I ended up with a different story, however. My flight attendant returned and looked at me with her huge eyes. "Sorry about the confusion, sir. You'd gotten an upgrade and we wanted to make sure it was printed on your ticket." She handed me my boarding pass and I looked at it, then back up at her. "Wait a second—I'm sorry, what does this mean?" I must have misunderstood the word printed in place of "Economy" in the lower right corner, next to the almost-certainly misprinted "SEAT 3G". She replied, "It means you are now flying business class." She turned on her heel and walked away.  I smiled, caught myself, furrowed my brow, and smiled again, unable to bury my excitement.

So it begins: the story of a wide-eyed midwestern boy's adventure behind the business class curtain. 

Saturday, June 9, 2012

The Really Real and the Really, Truly, Indubitably Real

I went for a run today in the rain. By the time I got back to my building the sun had come out. With my contacts in, I was able to see a lot of detail in things that would otherwise be obscured by my glasses. I don't know if crumbled concrete and a rotting white door are proper objects of wonder, but here we are.

I was cooling down, walking and stretching, when my mind quietly seized.

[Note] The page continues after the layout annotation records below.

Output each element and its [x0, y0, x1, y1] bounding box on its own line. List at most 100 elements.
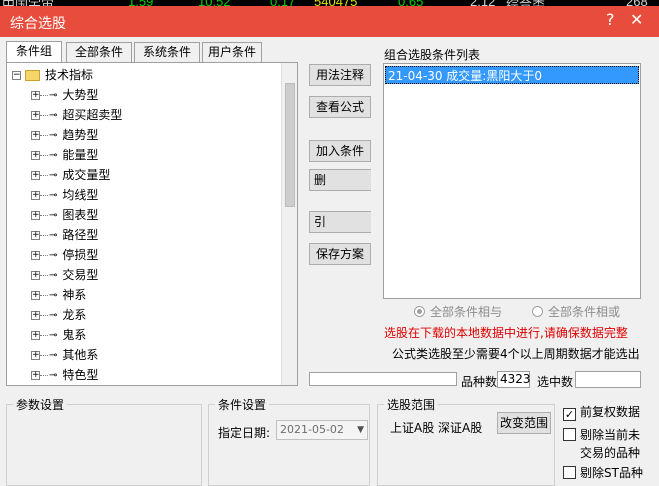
key-icon: ⊸ [49, 189, 58, 201]
tree-root[interactable]: − 技术指标 [12, 65, 93, 85]
tree-item[interactable]: + ⊸ 均线型 [31, 185, 98, 205]
tree-item-label: 交易型 [62, 268, 99, 282]
checkmark-icon: ✓ [563, 408, 576, 421]
expand-icon[interactable]: + [31, 151, 40, 160]
condition-settings-group: 条件设置 [208, 396, 370, 486]
key-icon: ⊸ [49, 149, 58, 161]
key-icon: ⊸ [49, 369, 58, 381]
tab-condition-group[interactable]: 条件组 [6, 41, 62, 63]
condition-list-label: 组合选股条件列表 [384, 48, 481, 62]
tree-item[interactable]: + ⊸ 停损型 [31, 245, 98, 265]
condition-list[interactable]: 21-04-30 成交量:黑阳大于0 [383, 63, 641, 299]
tree-item-label: 其他系 [62, 348, 99, 362]
title-bar[interactable]: 综合选股 ? ✕ [0, 6, 659, 37]
tree-item-label: 超买超卖型 [62, 108, 123, 122]
tree-item[interactable]: + ⊸ 鬼系 [31, 325, 86, 345]
key-icon: ⊸ [49, 289, 58, 301]
change-scope-button[interactable]: 改变范围 [497, 412, 551, 434]
key-icon: ⊸ [49, 249, 58, 261]
key-icon: ⊸ [49, 109, 58, 121]
usage-notes-button[interactable]: 用法注释 [309, 64, 371, 86]
tree-item[interactable]: + ⊸ 交易型 [31, 265, 98, 285]
date-label: 指定日期: [218, 426, 271, 440]
date-value: 2021-05-02 [280, 423, 344, 436]
expand-icon[interactable]: + [31, 191, 40, 200]
tree-item-label: 图表型 [62, 208, 99, 222]
tree-item[interactable]: + ⊸ 路径型 [31, 225, 98, 245]
key-icon: ⊸ [49, 89, 58, 101]
stock-screener-dialog: 综合选股 ? ✕ 条件组 全部条件 系统条件 用户条件 − 技术指标 + ⊸ 大势型 … [0, 6, 659, 486]
tree-item[interactable]: + ⊸ 其他系 [31, 345, 98, 365]
view-formula-button[interactable]: 查看公式 [309, 96, 371, 118]
tab-user-conditions[interactable]: 用户条件 [202, 42, 262, 62]
local-data-warning: 选股在下载的本地数据中进行,请确保数据完整 [384, 326, 628, 340]
tree-item-label: 神系 [62, 288, 87, 302]
expand-icon[interactable]: + [31, 171, 40, 180]
tree-item[interactable]: + ⊸ 超买超卖型 [31, 105, 122, 125]
exclude-suspended-checkbox[interactable]: 剔除当前未 [563, 426, 640, 443]
delete-condition-button[interactable]: 删 [309, 169, 371, 191]
forward-adjust-checkbox[interactable]: ✓ 前复权数据 [563, 403, 640, 421]
expand-icon[interactable]: + [31, 91, 40, 100]
radio-off-icon [532, 306, 543, 317]
tree-item-label: 路径型 [62, 228, 99, 242]
collapse-icon[interactable]: − [12, 71, 21, 80]
tab-all-conditions[interactable]: 全部条件 [66, 42, 132, 62]
tree-item[interactable]: + ⊸ 成交量型 [31, 165, 110, 185]
selected-count-label: 选中数 [537, 375, 574, 389]
key-icon: ⊸ [49, 269, 58, 281]
exclude-suspended-label-2: 交易的品种 [580, 446, 641, 460]
indicator-tree[interactable]: − 技术指标 + ⊸ 大势型 + ⊸ 超买超卖型 + ⊸ 趋势型 + ⊸ 能量型 + ⊸ 成交量型 +… [6, 62, 298, 386]
expand-icon[interactable]: + [31, 231, 40, 240]
tree-item[interactable]: + ⊸ 趋势型 [31, 125, 98, 145]
expand-icon[interactable]: + [31, 331, 40, 340]
expand-icon[interactable]: + [31, 131, 40, 140]
tab-system-conditions[interactable]: 系统条件 [134, 42, 200, 62]
key-icon: ⊸ [49, 349, 58, 361]
folder-icon [25, 70, 40, 81]
expand-icon[interactable]: + [31, 371, 40, 380]
params-group-title: 参数设置 [13, 396, 68, 413]
params-group: 参数设置 [6, 396, 202, 486]
tree-item[interactable]: + ⊸ 特色型 [31, 365, 98, 385]
date-picker[interactable]: 2021-05-02 ▼ [276, 420, 368, 440]
progress-bar [309, 372, 457, 386]
variety-count-value: 4323 [497, 371, 531, 388]
import-plan-button[interactable]: 引 [309, 211, 371, 233]
chevron-down-icon[interactable]: ▼ [357, 421, 364, 439]
radio-on-icon [414, 306, 425, 317]
expand-icon[interactable]: + [31, 271, 40, 280]
key-icon: ⊸ [49, 329, 58, 341]
radio-all-or[interactable]: 全部条件相或 [532, 303, 620, 320]
save-plan-button[interactable]: 保存方案 [309, 243, 371, 265]
key-icon: ⊸ [49, 229, 58, 241]
tree-item[interactable]: + ⊸ 神系 [31, 285, 86, 305]
tree-item-label: 成交量型 [62, 168, 111, 182]
expand-icon[interactable]: + [31, 351, 40, 360]
exclude-st-label: 剔除ST品种 [580, 466, 643, 480]
expand-icon[interactable]: + [31, 291, 40, 300]
radio-all-and[interactable]: 全部条件相与 [414, 303, 502, 320]
condition-list-item[interactable]: 21-04-30 成交量:黑阳大于0 [385, 66, 639, 84]
exclude-st-checkbox[interactable]: 剔除ST品种 [563, 464, 643, 481]
add-condition-button[interactable]: 加入条件 [309, 140, 371, 162]
window-title: 综合选股 [10, 16, 66, 32]
scope-group-title: 选股范围 [384, 396, 439, 413]
expand-icon[interactable]: + [31, 111, 40, 120]
exclude-suspended-label: 剔除当前未 [580, 428, 641, 442]
tree-scrollbar[interactable] [281, 63, 297, 385]
close-icon[interactable]: ✕ [630, 10, 643, 29]
tree-item[interactable]: + ⊸ 图表型 [31, 205, 98, 225]
expand-icon[interactable]: + [31, 311, 40, 320]
tree-item-label: 能量型 [62, 148, 99, 162]
expand-icon[interactable]: + [31, 211, 40, 220]
tree-item[interactable]: + ⊸ 龙系 [31, 305, 86, 325]
scroll-thumb[interactable] [285, 83, 295, 207]
selected-count-value [575, 371, 641, 388]
tree-item[interactable]: + ⊸ 大势型 [31, 85, 98, 105]
tree-root-label: 技术指标 [45, 68, 94, 82]
expand-icon[interactable]: + [31, 251, 40, 260]
key-icon: ⊸ [49, 209, 58, 221]
tree-item[interactable]: + ⊸ 能量型 [31, 145, 98, 165]
help-icon[interactable]: ? [606, 10, 615, 29]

In the clouds and trees, even in the brick buildings and cobblestone parking lots, I saw a desert open up. Everything was a flat, consistent plane, each surface equally opaque and continuous with every other. There was a kind of inscrutable hiddenness in everything.

In this state I prayed. I asked God for a sign that this was his work. By the end of my silent prayer, everything had become a surface—not just the sights of things, but their sounds, smells, feels. My mind became a point suspended in something I know not what. I turned around like a baby in utero, looking at a world made strange.

I don't know if God answered my prayer in a way I could understand, but my heightened sense of alienation at least reopened a window that's been shut for a long time. Here's the view, familiar enough: my little brain does its best to dance over the surfaces of things, and is satisfied with a cursory knowledge of the contours they present to me. It cannot, however, open a door into a stone, or touch the life that animates an olive tree. My brain can only gesture at reality at a slant, and ponder it from a distance. Perhaps otherwise it would be consumed—or simply fall silent, like the collapsing body of the man who tried to steady the ark with his bare hand.

Maybe it really is true, that everything we think or say is essentially and most truly about what we cannot think and can never say. Who could know? And could she say it if she did know?

Saturday, June 2, 2012

Opa Leijs, 1924-2012

Yesterday I helped to lay my grandfather into the ground. We led the narrow pine casket over a gravel pathway, following a towering man in a waistcoat who gave us instructions in clear, formal diction at each stage of the procession to the plot where Opa was to be interred. After arriving there, we hoisted the coffin off its wheeled platform and placed it on a pair of steel wires that stretched over the grave. An attendant in a black suit pulled a long tool out of a hedge and pressed its end into the ground above the plot. The coffin descended, rocking gently on its cables. There was silence except for the wind and the whirr of the unseen lowering mechanism. Each family paid its respects and walked with crunching steps back to the main building.

Sunday, May 20, 2012

Crucible

Radio silence until June 1. The thesis and three papers are all due on May 29. May God have mercy on our souls.